In a statement Tuesday, the Commerce Department said, “In this constrained budget environment, all bureaus within the Department of Commerce, including NOAA, have cut back on travel expenditures. The Department of Commerce, in addition to NOAA, is committed to being a good steward of taxpayer dollars, including when it comes to participating in conferences which further Commerce’s mission to support American businesses, create jobs, strengthen the economy, and advance scientific innovation.”
Government conference spending has been under increased scrutiny after an investigation of an $823,000 training conference held in Las Vegas in October 2010 by the General Services Administration. That agency’s inspector general criticized the spending in a report that resulted in high-level resignations.
The initial Weather Service travel request for the NWA gathering was more than $200,000. Under Commerce regulations established in June, “group travel” exceeding $75,000 requires the approval of the department’s deputy undersecretary for operations and the department. But an internal e-mail sent at 10:38 a.m. Friday shows that the Weather Service had received no such approval. It had to cut travel funding to the meeting to $75,000 or less.
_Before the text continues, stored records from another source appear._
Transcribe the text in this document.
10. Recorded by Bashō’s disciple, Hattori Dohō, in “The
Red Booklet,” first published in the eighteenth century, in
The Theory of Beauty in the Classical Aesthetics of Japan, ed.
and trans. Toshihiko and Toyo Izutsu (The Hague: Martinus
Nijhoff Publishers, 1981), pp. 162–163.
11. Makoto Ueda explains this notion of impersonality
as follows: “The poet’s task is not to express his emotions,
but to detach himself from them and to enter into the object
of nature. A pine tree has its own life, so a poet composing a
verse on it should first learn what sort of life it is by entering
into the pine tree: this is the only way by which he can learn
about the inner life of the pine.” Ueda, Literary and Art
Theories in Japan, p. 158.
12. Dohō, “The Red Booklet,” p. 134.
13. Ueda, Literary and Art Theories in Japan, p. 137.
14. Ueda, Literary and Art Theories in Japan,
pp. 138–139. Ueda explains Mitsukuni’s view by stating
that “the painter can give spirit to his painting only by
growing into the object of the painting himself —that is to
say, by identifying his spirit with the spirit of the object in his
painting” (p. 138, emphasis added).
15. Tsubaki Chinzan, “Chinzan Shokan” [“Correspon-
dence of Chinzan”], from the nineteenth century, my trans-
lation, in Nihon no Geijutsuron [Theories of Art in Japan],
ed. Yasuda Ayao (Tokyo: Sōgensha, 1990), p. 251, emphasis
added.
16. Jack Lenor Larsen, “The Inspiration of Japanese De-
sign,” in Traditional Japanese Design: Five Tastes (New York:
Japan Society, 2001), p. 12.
“Due to the uncertainty of [Commerce Department] approval, the [NOAA deputy assistant administrator] requests that we quickly trim the attendee list down to equal the maximum approval amount possible . . . which would be $75,000, as a contingency plan,” the e-mail said. “This means we are cutting our estimate [budget for travel] by 65%.”
Daniel Sobien, president of the National Weather Service Employees Organization (NWSEO), criticized the last-minute cuts.
Commerce’s “failure to approve it or failure to approve it in a timely manner demonstrates a fundamental lack of knowledge of the importance of the NWA and this meeting and [its] direct impact on the ability of [Weather Service] forecasters to share with each other and the meteorological community scientific improvements in forecast and warnings, on which 300 million Americans depend daily,” Sobien said in a statement.